Credit Two Gentlemen of Verona as being Shakespeare's earliest comedy, and its debits (e.g., silliness, excessive punning, one unsympathetic hero) aren't dire. With so many literary sources and reliance on Elizabethan manners, morals, motifs, it's a wonder it's so neatly structured. The leads are the two young men of the title and the two women with whom they'll make two couples. There are two observant servants, two fathers who dictate to their sons, and two clowns. Note that one of the women cross-dresses, one of the men is saved from danger by outlaws to live in a forest, and there's an "Italianate" type of suitor.
Also rings both symbolize and identify; romance proceeds along the rules of courtly love. It seems Shakespeare was trying out elements he'd use in later plays. He played here too with denoting character status through dialogue in poetry or prose, and "Who Is Silvia?" is a forerunner of songs to come.

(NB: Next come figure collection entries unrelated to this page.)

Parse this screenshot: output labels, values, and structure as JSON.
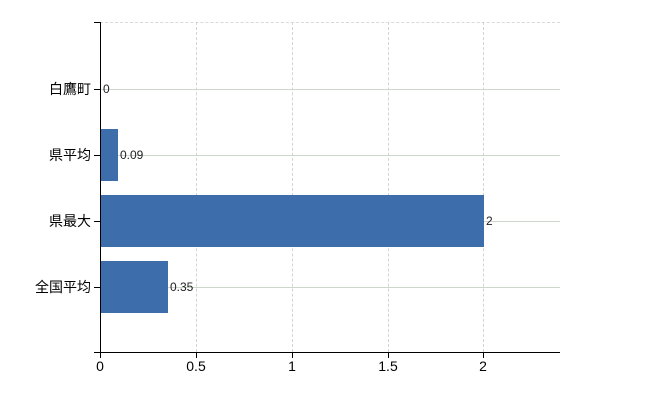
{
  "chart_data": {
    "type": "bar",
    "orientation": "horizontal",
    "title": "",
    "categories": [
      "白鷹町",
      "県平均",
      "県最大",
      "全国平均"
    ],
    "values": [
      0,
      0.09,
      2,
      0.35
    ],
    "value_labels": [
      "0",
      "0.09",
      "2",
      "0.35"
    ],
    "xlim": [
      0,
      2.4
    ],
    "x_ticks": [
      0,
      0.5,
      1,
      1.5,
      2
    ],
    "x_tick_labels": [
      "0",
      "0.5",
      "1",
      "1.5",
      "2"
    ],
    "grid": "on",
    "legend": "none",
    "colors": {
      "bar": "#3d6dab",
      "grid": "#cdd7cd",
      "axis": "#000000",
      "plot_top_border": "#d9d9d9",
      "background": "#ffffff",
      "category_label": "#000000",
      "value_label": "#222222",
      "tick_label": "#000000"
    }
  }
}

Nothing essential changes as resourceful director Greg Leaming shifts time to today and Verona to a mod club scene. When we meet the hot young swingers, they might as well be performing "Dirty Dancing." (And they do it so well, thanks to choreographer Jimmy Hoskins.) The guys are in jeans; the gals in minis, moving on straps-over-soles with stiletto heels. Valentine wows them (as Benjamin Boucvalt thus does us) on entering. It's his last fling before dad sends him to Milan to acquire gentlemanly ways at the ducal court. (Dad is Tony Stopperan's aristocratic businessman "aided" by Summer Dawn Wallace's Pantina, a Marilyn-Monroe type with Joisey accent.)
Valentine's best friend Proteus would gladly go along. He's in love though, and for fear of losing Julia, lets Valentine leave solo. To her maid Concetta (perceptive Ashley Scallon) Julia pretends she doesn't care for Proteus or the love letter he's sent. Yet these traditional "courtly lovers" are soon exchanging rings of fidelity. And almost as soon, Proteus' dad sends him off to join his friend. He's accompanied by his skateboarding servant Speed (Jake Staley, spry in speech and motion, a clown).
Valentine, meanwhile, has fallen for the duke's daughter, Silvia. And vice-versa. (The gals, played winningly by cute Megan Delay and striking Katie Cunningham each win our sympathy. We're less fond of Joshua Schubart's rightly bossy duke.)
Because the Duke wants Silvia to marry the rich but foppish Turio (Geoff Knox, funny but with often undecipherable mushmouth accent), Valentine has to leave. Luckily, he's taken in by forest outlaw bikers (notably, grizzly Stopperan, doubling) and made their chief. Instead of finding him in Milan, then, Proteus sees Silvia. He's smitten by her! What won't he do against his friend and Julia? Wait! Isn't he sort of attracted, as well, to his new servant Sebastian?
We pity poor Julia. We also know she's come in disguise as Sebastian. With the honorable knight Eglamour (a staid Luke Bartholomew) to assist, Silvia escapes. Though she's captured by outlaws, we know all will turn out in a gentleman-like manner. It's fun to watch happen here!
As Proteus is a troublesome hero, Jon-Michael Miller has to works to make flip-flopping of loves and honor acceptable to us. He mostly succeeds. We might wish Proteus to come over finally as a bit more contrite. Though he's the play's central character, the clown Lance (off-beat, unflappable Gretchen Porro) with faithful dog Crab (played with distinction by Roscoe on opening night) steal the show. Porro not only puts over some difficult parody and supplies comic relief when things look chancey for the heroines. She also adapts Crab's behavior to their relationship and her lines.
The traditional dance at the end returns us happily to comedy after a somewhat harrowing last scene. Through director Leaming's modernized, near-perfect interpretation, a less than perfect play seduces.